Holding: The Court refused the State’s rehearing request and held that using a confession obtained after secret night trips, alleged beatings, and incommunicado questioning violated the Constitution’s due process protections, so it cannot sustain a death sentence.

Real World Impact:
  • Prevents death sentences based on confessions obtained under coercion or secret interrogations.
  • Limits police use of night removals, isolation, and pressure to obtain confessions.
  • Reinforces the need for counsel access and safeguards before using statements at trial.
Topics: coerced confessions, police misconduct, death penalty, criminal trials

Summary

Background

An illiterate farmhand was convicted of rape in Montgomery County, Texas, and sentenced to death after the State put a written confession before the jury. He had been taken from the field, held in jail for several days without charges or a lawyer, and repeatedly removed at night by law officers who questioned him in the woods. The confession was typed late at night in Beaumont, witnesses signed it, and the State relied on it at trial. After appeals and a Supreme Court grant of review, the Court previously reversed the conviction; the State then asked the Court to rehear the case.

Reasoning

The central question was whether the confession was obtained and used in a way that violated the Fourteenth Amendment’s protection of fair legal process.
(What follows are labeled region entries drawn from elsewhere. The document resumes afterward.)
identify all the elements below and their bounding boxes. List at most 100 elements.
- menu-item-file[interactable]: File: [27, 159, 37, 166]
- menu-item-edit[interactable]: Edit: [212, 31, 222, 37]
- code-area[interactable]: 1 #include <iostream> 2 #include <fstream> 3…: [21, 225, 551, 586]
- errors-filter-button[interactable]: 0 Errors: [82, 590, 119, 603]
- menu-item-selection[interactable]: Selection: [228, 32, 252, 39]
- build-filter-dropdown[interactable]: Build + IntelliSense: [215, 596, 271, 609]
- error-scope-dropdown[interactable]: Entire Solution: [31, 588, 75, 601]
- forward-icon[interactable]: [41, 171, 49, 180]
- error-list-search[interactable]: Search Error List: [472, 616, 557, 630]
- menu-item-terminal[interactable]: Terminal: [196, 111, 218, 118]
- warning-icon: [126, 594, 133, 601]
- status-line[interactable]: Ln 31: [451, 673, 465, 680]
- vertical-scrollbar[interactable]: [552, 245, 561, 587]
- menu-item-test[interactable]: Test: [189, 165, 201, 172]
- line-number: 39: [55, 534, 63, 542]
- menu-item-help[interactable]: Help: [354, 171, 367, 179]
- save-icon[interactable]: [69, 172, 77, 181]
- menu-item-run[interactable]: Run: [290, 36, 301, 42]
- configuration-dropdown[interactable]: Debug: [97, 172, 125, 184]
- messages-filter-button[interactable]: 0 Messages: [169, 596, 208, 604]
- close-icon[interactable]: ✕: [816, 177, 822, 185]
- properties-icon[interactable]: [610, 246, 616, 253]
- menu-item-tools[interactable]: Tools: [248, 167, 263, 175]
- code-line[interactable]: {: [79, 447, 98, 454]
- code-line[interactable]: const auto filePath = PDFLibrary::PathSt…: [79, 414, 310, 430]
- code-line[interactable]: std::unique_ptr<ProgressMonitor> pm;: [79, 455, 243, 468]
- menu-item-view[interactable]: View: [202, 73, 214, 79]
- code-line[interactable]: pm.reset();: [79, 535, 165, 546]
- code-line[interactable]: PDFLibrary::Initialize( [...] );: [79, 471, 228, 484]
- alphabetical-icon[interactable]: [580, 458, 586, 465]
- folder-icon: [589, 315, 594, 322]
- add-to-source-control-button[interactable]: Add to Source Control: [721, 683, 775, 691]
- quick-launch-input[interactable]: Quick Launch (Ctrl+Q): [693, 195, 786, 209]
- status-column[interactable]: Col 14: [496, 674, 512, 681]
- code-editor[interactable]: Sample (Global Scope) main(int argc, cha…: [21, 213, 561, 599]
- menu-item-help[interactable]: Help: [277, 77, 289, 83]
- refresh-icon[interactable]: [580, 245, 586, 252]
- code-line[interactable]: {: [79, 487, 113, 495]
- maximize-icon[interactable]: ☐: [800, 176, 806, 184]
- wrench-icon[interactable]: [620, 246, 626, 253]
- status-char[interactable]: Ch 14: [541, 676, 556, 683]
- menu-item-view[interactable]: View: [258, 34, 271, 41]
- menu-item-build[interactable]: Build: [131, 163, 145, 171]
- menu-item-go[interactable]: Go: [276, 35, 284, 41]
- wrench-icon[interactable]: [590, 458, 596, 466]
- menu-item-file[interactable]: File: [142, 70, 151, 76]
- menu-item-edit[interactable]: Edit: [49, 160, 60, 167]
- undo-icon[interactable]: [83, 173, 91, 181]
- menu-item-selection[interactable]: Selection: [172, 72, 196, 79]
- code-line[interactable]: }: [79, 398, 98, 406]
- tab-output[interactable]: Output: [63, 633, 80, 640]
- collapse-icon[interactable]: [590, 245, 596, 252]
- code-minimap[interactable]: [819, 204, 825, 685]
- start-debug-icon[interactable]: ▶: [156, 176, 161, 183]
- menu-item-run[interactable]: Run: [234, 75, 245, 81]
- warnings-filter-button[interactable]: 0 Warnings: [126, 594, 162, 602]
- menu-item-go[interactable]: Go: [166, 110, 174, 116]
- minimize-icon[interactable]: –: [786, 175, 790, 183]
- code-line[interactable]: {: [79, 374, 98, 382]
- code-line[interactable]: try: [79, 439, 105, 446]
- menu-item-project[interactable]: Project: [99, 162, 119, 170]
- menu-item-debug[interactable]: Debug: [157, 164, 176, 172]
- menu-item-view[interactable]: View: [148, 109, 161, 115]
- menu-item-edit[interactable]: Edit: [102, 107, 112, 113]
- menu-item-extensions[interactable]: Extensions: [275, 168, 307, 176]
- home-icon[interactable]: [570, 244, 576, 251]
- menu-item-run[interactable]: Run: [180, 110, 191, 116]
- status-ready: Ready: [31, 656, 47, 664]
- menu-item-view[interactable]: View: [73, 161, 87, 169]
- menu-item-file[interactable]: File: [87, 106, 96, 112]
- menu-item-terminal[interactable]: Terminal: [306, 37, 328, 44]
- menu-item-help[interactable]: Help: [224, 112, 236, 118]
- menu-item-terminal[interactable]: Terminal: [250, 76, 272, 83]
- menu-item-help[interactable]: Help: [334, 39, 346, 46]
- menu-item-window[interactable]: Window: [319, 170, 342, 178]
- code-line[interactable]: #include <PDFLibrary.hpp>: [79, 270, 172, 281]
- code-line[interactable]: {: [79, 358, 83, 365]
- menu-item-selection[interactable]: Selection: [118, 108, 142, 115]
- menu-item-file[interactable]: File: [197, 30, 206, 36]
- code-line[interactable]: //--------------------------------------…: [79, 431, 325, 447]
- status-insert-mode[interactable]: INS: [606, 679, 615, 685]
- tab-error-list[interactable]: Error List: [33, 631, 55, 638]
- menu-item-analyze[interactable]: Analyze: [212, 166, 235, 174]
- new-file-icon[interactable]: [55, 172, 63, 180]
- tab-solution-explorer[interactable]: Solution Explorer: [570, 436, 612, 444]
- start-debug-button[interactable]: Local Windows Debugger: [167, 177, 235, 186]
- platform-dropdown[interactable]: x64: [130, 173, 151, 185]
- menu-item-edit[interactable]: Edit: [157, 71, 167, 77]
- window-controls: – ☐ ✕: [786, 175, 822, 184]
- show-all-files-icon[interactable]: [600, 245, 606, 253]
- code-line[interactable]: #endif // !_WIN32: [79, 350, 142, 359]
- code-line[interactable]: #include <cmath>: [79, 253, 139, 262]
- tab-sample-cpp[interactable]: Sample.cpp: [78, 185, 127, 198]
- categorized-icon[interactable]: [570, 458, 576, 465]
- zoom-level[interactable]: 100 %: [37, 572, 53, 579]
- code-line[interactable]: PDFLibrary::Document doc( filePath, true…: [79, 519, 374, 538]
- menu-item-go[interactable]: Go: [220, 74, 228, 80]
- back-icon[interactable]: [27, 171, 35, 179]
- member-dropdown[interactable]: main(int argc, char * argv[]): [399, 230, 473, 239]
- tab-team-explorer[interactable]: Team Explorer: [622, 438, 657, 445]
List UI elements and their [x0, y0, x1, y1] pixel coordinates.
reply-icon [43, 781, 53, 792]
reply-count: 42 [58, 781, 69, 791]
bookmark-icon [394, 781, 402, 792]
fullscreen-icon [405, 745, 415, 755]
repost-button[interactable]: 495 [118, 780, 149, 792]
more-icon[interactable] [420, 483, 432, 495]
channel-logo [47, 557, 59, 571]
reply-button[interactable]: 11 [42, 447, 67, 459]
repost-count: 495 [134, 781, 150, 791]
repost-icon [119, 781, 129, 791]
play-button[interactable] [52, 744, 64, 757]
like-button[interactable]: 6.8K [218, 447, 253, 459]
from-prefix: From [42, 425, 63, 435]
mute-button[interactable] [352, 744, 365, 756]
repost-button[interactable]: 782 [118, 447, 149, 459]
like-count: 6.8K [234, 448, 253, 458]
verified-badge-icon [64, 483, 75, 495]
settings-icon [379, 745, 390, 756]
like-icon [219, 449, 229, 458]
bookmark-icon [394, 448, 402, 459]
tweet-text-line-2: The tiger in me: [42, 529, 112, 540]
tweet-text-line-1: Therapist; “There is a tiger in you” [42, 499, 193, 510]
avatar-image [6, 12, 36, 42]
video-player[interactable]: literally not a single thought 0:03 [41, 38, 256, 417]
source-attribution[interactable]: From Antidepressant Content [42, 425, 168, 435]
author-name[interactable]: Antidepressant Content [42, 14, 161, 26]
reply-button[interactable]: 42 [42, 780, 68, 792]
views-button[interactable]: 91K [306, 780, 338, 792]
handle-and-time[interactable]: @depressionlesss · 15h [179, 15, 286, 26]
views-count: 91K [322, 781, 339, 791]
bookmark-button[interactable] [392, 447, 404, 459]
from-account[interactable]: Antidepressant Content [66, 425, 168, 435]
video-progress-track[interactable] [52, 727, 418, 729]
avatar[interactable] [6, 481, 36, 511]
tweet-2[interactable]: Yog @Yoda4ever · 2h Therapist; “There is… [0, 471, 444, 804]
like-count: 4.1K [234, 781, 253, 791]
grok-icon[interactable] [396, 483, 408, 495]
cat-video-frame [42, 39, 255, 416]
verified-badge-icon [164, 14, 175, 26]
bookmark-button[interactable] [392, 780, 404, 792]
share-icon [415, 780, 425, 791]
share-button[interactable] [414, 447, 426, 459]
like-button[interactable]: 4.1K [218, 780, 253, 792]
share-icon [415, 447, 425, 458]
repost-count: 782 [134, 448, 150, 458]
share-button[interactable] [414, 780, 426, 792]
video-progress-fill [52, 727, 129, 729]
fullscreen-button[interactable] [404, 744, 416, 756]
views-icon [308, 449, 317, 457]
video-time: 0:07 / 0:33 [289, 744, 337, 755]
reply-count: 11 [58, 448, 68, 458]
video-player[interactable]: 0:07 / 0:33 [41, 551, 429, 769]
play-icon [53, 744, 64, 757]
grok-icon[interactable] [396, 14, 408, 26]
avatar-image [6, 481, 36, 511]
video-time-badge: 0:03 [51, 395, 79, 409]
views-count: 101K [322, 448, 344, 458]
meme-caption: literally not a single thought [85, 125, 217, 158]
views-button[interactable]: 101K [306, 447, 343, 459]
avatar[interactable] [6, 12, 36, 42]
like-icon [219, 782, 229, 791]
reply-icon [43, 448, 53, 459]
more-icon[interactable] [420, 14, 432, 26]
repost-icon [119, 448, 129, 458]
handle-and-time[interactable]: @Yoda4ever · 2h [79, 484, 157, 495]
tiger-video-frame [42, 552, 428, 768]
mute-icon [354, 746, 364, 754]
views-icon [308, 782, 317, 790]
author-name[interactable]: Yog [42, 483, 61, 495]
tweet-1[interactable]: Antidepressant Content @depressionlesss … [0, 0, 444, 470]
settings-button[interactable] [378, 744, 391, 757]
The Court reviewed the record showing night removals, repeated questioning, claims of physical mistreatment, isolation from friends and counsel, and a late-night confession taken in a locked room. The Court concluded that those practices could render a confession involuntary and that using such a confession to send an accused person to death would violate basic fairness. The Court therefore refused the State’s request for rehearing and left its earlier reversal in place.

Real world impact

The decision makes clear that courts cannot accept a confession as proof when it was obtained through secret removals, pressure, or isolation, especially in a case seeking the death penalty. Police and prosecutors must avoid such coercive practices, and courts must protect defendants’ access to counsel and protection from incommunicado interrogation. The denial of rehearing means the earlier reversal stands in this case.